Hierarchical Clustering in Machine Learning

Hierarchical Clustering

This clustering is based on the principle that every object is connected to its neighbors depending on their degree of relationship. These clusters are represented in extensive hierarchical structures separated by a maximum distance required to connect the cluster parts. It is also represented as Dendrograms, where the X-axis represents the objects that do not merge while the Y-axis is the distance at which clusters merge.

Hierarchical Clustering in Euclidean Space

Any hierarchical clustering algorithm works as follows. We began with every point in its own cluster. As time goes on, larger clusters will be constructed by combining two smaller clusters and we have to decide in advance.

1. How will clusters be represented?

2. How will we choose which two clusters to merge?

3. When will we stop combining clusters?

Algorithm:

WHILE it is not time to stop
Do pick the best two clusters to merge;
combine those two clusters into one cluster;
End;

To begin, we shall assume that the space in Euclidean.
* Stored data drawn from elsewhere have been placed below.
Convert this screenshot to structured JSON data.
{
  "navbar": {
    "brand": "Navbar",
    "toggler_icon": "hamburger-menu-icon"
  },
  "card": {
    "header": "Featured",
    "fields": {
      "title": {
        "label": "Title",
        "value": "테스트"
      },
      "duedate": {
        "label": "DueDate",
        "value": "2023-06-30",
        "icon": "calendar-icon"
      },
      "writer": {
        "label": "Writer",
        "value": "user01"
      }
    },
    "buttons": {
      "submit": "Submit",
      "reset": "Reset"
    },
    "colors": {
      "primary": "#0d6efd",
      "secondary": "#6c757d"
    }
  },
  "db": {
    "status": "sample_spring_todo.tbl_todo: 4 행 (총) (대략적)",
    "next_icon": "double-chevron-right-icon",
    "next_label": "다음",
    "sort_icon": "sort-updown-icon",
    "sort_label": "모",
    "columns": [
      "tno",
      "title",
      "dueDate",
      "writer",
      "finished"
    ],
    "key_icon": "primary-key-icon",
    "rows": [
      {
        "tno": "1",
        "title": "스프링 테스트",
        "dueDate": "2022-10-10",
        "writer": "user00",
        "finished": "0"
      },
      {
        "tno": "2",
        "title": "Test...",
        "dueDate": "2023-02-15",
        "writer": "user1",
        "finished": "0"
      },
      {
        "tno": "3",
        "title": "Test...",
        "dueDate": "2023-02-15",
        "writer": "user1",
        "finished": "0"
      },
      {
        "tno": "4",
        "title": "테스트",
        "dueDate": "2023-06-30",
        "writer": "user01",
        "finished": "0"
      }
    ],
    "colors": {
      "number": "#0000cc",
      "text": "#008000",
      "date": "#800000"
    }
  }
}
That allows us to represent a cluster by its centroid or average of the points in the cluster. Note that in a cluster of one point, the point is the centroid, so we can initialize the clusters straightforwardly. We can then use the merging rule that the distance between any two clusters is the Euclidean distance between their centroids. We should pick the two clusters at the shortest distance. Other ways to define intercluster distance are possible and we can also pick the best pair of clusters on a basis other than their distance.